Everyone worries that they won’t hold their eye still enough or keep their eye open. And in the history of LASIK, I feel confident in saying that no one has ever held their eye still; no one has ever not blinked for the entirety of the 10-minute procedure. LASIK had to be designed around real-world conditions, and in the real world, people who are alive and awake move their eyes constantly. They blink involuntarily and all the time. Have you ever tried to not blink for just 30 seconds? It’s almost impossible.

I try not to say the same speech over and over again to every patient, because it sounds like, well, a speech. But there is one sentence I will say multiple times throughout each day to LASIK patients who are just about to start their procedure. “You can make it take longer, where we’re in there for 15 minutes instead of 10, but you can’t do anything to mess it up.” The relief people feel when they hear that is instantaneous. The intense worry about “what if my eye moves” goes away when you realize your eye is most definitely going to move, and it doesn’t matter.

The tracking systems are so sophisticated now that the laser can follow your eye much faster than your eye can move. The blinks are cured by a simple device I call a “blink protector” that works like a blink stop so that those inevitable blinks don’t matter at all. Every unique movement that people worry they may be the first to do has been done a thousand times before and isn’t a problem. Sneezing, coughing, restless legs, crying, laughing, and on the list goes. The reason LASIK is so popular isn’t because a group of super athlete meditation experts did well with LASIK. It’s because the list of “what ifs” has been so thoroughly solved for every normal person who wants LASIK.

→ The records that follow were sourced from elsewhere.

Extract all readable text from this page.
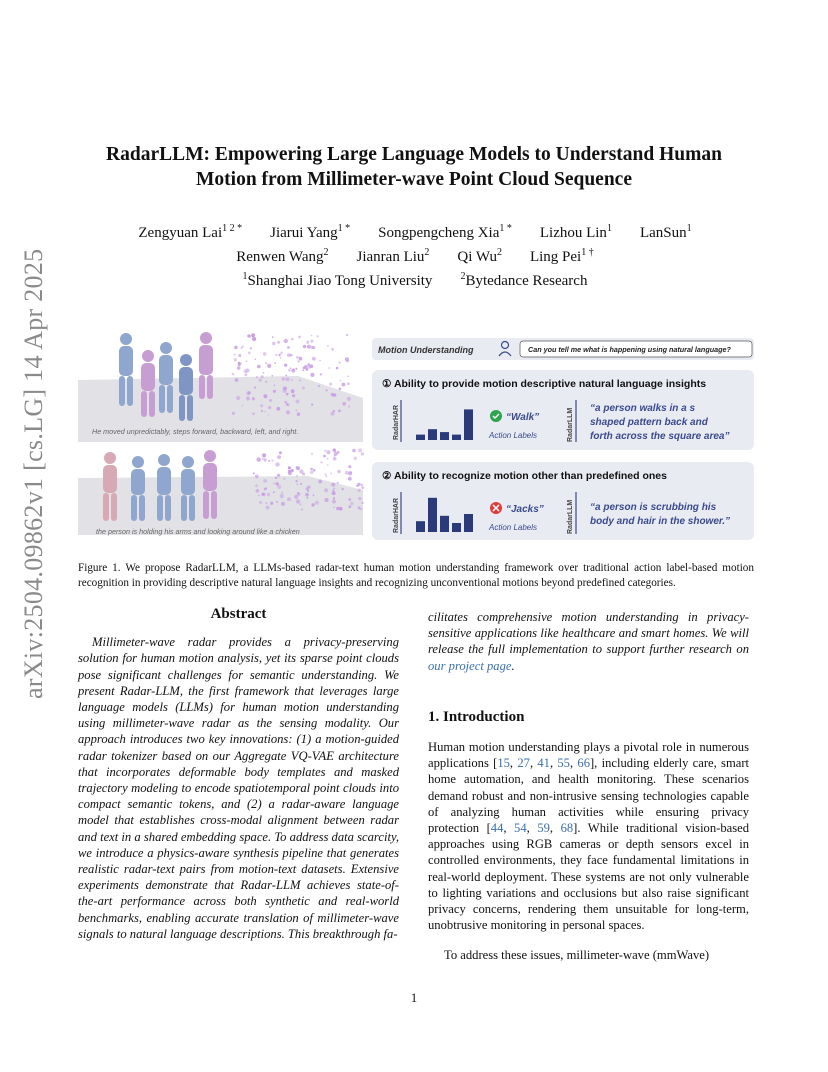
arXiv:2504.09862v1 [cs.LG] 14 Apr 2025
RadarLLM: Empowering Large Language Models to Understand Human
Motion from Millimeter-wave Point Cloud Sequence
Zengyuan Lai$^{1 2 *}$ Jiarui Yang$^{1 *}$ Songpengcheng Xia$^{1 *}$ Lizhou Lin$^1$ LanSun$^1$
Renwen Wang$^2$ Jianran Liu$^2$ Qi Wu$^2$ Ling Pei$^{1 \dagger}$
$^1$Shanghai Jiao Tong University	$^2$Bytedance Research
He moved unpredictably, steps forward, backward, left, and right.
the person is holding his arms and looking around like a chicken
Motion Understanding	Can you tell me what is happening using natural language?
① Ability to provide motion descriptive natural language insights
RadarHAR	“Walk”
Action Labels	RadarLLM “a person walks in a s shaped pattern back and forth across the square area”
② Ability to recognize motion other than predefined ones
RadarHAR	“Jacks”
Action Labels	RadarLLM “a person is scrubbing his body and hair in the shower.”
Figure 1. We propose RadarLLM, a LLMs-based radar-text human motion understanding framework over traditional action label-based motion recognition in providing descriptive natural language insights and recognizing unconventional motions beyond predefined categories.
Abstract

Millimeter-wave radar provides a privacy-preserving solution for human motion analysis, yet its sparse point clouds pose significant challenges for semantic understanding. We present Radar-LLM, the first framework that leverages large language models (LLMs) for human motion understanding using millimeter-wave radar as the sensing modality. Our approach introduces two key innovations: (1) a motion-guided radar tokenizer based on our Aggregate VQ-VAE architecture that incorporates deformable body templates and masked trajectory modeling to encode spatiotemporal point clouds into compact semantic tokens, and (2) a radar-aware language model that establishes cross-modal alignment between radar and text in a shared embedding space. To address data scarcity, we introduce a physics-aware synthesis pipeline that generates realistic radar-text pairs from motion-text datasets. Extensive experiments demonstrate that Radar-LLM achieves state-of-the-art performance across both synthetic and real-world benchmarks, enabling accurate translation of millimeter-wave signals to natural language descriptions. This breakthrough fa-

cilitates comprehensive motion understanding in privacy-sensitive applications like healthcare and smart homes. We will release the full implementation to support further research on our project page.

1. Introduction

Human motion understanding plays a pivotal role in numerous applications [15, 27, 41, 55, 66], including elderly care, smart home automation, and health monitoring. These scenarios demand robust and non-intrusive sensing technologies capable of analyzing human activities while ensuring privacy protection [44, 54, 59, 68]. While traditional vision-based approaches using RGB cameras or depth sensors excel in controlled environments, they face fundamental limitations in real-world deployment. These systems are not only vulnerable to lighting variations and occlusions but also raise significant privacy concerns, rendering them unsuitable for long-term, unobtrusive monitoring in personal spaces.

To address these issues, millimeter-wave (mmWave)

1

In full disclosure, do you have the ability to mess up your LASIK surgery if you’re trying to? Yes. But even then, the only examples I can come up with are if you decide to reach up and start poking yourself in the eyes a bunch, or if you get up and run out of the room at a few different specific moments. Luckily, people at risk for that (e.g. in the midst of florid psychosis) should be easily identified during a LASIK consultation, and referred to someone who can help rather than moving forward with vision correction.

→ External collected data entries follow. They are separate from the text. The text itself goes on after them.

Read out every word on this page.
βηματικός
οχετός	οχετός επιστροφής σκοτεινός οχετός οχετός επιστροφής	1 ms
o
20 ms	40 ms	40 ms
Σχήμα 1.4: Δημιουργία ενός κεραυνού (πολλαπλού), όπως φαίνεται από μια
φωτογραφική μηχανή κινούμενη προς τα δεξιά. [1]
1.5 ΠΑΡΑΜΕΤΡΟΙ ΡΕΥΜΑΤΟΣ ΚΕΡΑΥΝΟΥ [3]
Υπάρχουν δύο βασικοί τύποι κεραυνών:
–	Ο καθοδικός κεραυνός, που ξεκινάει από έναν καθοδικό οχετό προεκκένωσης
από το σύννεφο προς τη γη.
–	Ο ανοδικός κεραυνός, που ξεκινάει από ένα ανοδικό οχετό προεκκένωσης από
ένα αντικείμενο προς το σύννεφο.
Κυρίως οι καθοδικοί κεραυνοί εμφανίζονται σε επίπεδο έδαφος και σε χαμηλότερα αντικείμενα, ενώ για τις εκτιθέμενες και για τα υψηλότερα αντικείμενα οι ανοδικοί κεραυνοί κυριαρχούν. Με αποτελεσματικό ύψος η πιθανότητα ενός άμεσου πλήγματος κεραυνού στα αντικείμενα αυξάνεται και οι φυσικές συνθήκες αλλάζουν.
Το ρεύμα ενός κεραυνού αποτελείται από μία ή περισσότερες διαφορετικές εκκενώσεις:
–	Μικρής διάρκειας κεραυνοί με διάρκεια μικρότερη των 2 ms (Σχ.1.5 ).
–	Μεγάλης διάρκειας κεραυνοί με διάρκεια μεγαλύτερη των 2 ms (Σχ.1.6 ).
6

Calm Your Nerves With Research

If you want LASIK, but fear of the unknown is holding you back, my best advice would be to research until all that unknown is gone. That research may be just finding a LASIK surgeon you’re comfortable with and leaving the details to them. It may be learning every facet of the procedure and how the technology mitigates risk. Either way, the steps you take toward it will eventually lead you to the conclusion that you can’t mess up your LASIK unless you want to. I am positive that no matter how much you hate stuff near your eyes, LASIK has been done without a hitch on someone just like you.